(Harrisburg, PA) – Pennsylvania routinely refuses to pay stormwater management fees owed on dozens of state-owned properties, leaving local taxpayers to foot the bill of millions of dollars, said Sen. Gene Yaw (R-Bradford / Tioga counties).
“The optics of this for the Commonwealth are horrible,” Sen. Yaw said. “We passed laws that require municipalities to safely manage stormwater runoff only to leave taxpayers on the hook for our share of the bill.”
Officials from Capitol Region Water told the Senate Environmental Resources and Energy Committee last week that the state owes them nearly $387,000 for stormwater fees calculated on 22 state-owned properties since October 2020.
Across the Susquehanna River in Cumberland County, the Hampden Sewer Authority said the state owes more than $1.2 million for stormwater management fees assessed since October 2015.
It’s a similar story in local municipalities across Pennsylvania, add Yaw.
Local officials told the committee both state and federal laws require Pennsylvania’s 2,500-plus local municipalities to manage stormwater runoff, but only the federal government pays its share of the fees. The Commonwealth’s failure to pay its debt delays critical upgrades to stormwater infrastructure.
And the problem isn’t limited to properties. Horace Strand, executive manager of the Stormwater Authority of the City of Chester, said his attempts to negotiate payment from the Pennsylvania Department of Transportation (PennDOT) for runoff and flooding damage on state highways running through the city has been unsuccessful.
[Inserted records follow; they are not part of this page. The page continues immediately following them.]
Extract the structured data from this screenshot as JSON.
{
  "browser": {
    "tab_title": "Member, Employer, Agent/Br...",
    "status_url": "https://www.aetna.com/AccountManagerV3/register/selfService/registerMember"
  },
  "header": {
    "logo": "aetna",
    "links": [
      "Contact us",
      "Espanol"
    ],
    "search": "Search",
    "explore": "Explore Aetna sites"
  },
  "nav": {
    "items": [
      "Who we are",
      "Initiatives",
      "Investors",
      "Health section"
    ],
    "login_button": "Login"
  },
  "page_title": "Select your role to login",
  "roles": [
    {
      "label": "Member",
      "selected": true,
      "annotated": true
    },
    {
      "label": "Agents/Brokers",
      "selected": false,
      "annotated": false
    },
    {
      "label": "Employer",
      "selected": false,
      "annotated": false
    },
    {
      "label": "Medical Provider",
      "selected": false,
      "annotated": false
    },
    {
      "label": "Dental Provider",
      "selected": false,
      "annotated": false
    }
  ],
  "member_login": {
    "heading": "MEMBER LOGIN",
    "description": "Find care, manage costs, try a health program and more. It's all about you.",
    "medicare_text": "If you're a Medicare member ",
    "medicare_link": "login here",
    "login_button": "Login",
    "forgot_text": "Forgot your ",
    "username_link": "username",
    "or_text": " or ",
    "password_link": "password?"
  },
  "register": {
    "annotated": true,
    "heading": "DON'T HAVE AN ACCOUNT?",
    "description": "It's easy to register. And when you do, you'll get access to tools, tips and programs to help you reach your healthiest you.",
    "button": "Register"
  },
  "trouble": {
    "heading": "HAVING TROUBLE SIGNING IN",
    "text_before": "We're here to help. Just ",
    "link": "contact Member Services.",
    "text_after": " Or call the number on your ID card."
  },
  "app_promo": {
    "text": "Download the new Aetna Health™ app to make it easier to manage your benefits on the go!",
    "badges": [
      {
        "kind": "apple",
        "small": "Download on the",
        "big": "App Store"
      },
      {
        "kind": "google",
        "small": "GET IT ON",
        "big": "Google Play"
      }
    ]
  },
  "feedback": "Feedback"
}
“Our response from PennDot has been a long letter that they consider these fees to be taxes rather than fees, and they have no intentions of paying these fees,” said Strand. “Since we are a small growing authority, these fees are much needed to help us maintain our operations and provide the services we provide the City of Chester daily.”
PennDOT maintains nearly 40,000 miles of roadway throughout the Commonwealth, meaning many other municipalities could be facing the same struggle, Yaw said.
“We will see what we can do about getting someone’s attention and putting our money where our mouth is,” Yaw said.